Tokens to Vectors: How LLMs Process Language
A visual guide to the mathematics behind attention and summarisation
Stage 1 — Tokenisation to Embedding
Words don't enter the model as text. Each token is immediately converted into a vector — a list of thousands of numbers representing its position in high-dimensional space. These numbers are learned during training and encode relationships between concepts.
Stage 2 — Semantic Vector Space
Similar concepts cluster together in vector space. "Cat" and "dog" are close; "cat" and "democracy" are far apart. Ambiguous words like "bank" sit between their possible meanings — until context pulls them toward one cluster or another.

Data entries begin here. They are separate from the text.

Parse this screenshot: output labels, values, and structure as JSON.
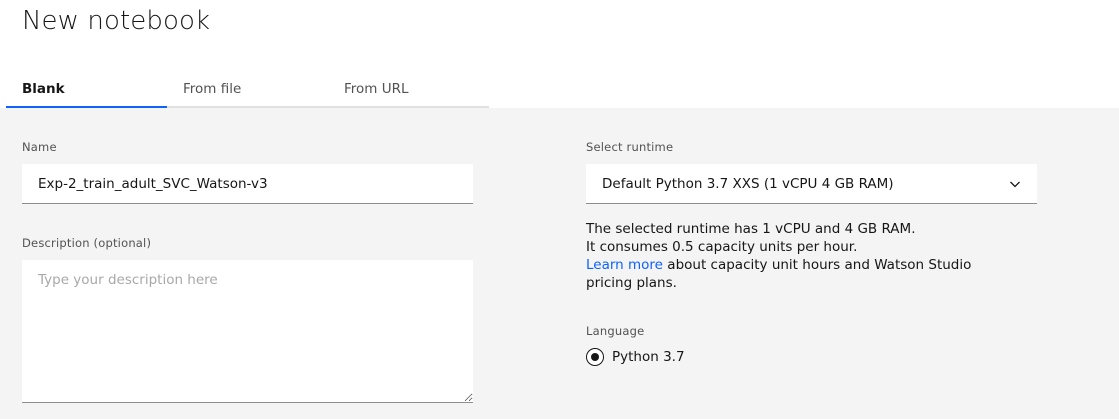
{
  "page": {
    "title": "New notebook"
  },
  "tabs": [
    {
      "label": "Blank",
      "active": true
    },
    {
      "label": "From file",
      "active": false
    },
    {
      "label": "From URL",
      "active": false
    }
  ],
  "form": {
    "name_label": "Name",
    "name_value": "Exp-2_train_adult_SVC_Watson-v3",
    "description_label": "Description (optional)",
    "description_placeholder": "Type your description here",
    "runtime_label": "Select runtime",
    "runtime_selected": "Default Python 3.7 XXS (1 vCPU 4 GB RAM)",
    "runtime_info_line1": "The selected runtime has 1 vCPU and 4 GB RAM.",
    "runtime_info_line2": "It consumes 0.5 capacity units per hour.",
    "learn_more_link": "Learn more",
    "learn_more_suffix": " about capacity unit hours and Watson Studio pricing plans.",
    "language_label": "Language",
    "language_option": "Python 3.7",
    "language_selected": true
  },
  "colors": {
    "accent": "#0f62fe",
    "background": "#f4f4f4",
    "text": "#161616"
  },
  "icons": {
    "dropdown": "chevron-down-icon"
  }
}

Stage 3 — Attention Mechanism
When processing "bank," the attention mechanism computes similarity between bank's Query vector and every other token's Key vector. High similarity = high attention weight. "River" gets 0.66 attention; "the" gets almost none. These weights determine how much each token's Value vector contributes to bank's updated representation.
Stage 4 — Contextual Vector Shift
After attention, "bank" isn't in the same place in vector space. The weighted contribution of "river" (and "fish," "swam") has pulled the vector toward the nature cluster. It's not that information was added to a packet — the vector itself was warped by gravitational influence from contextually relevant tokens.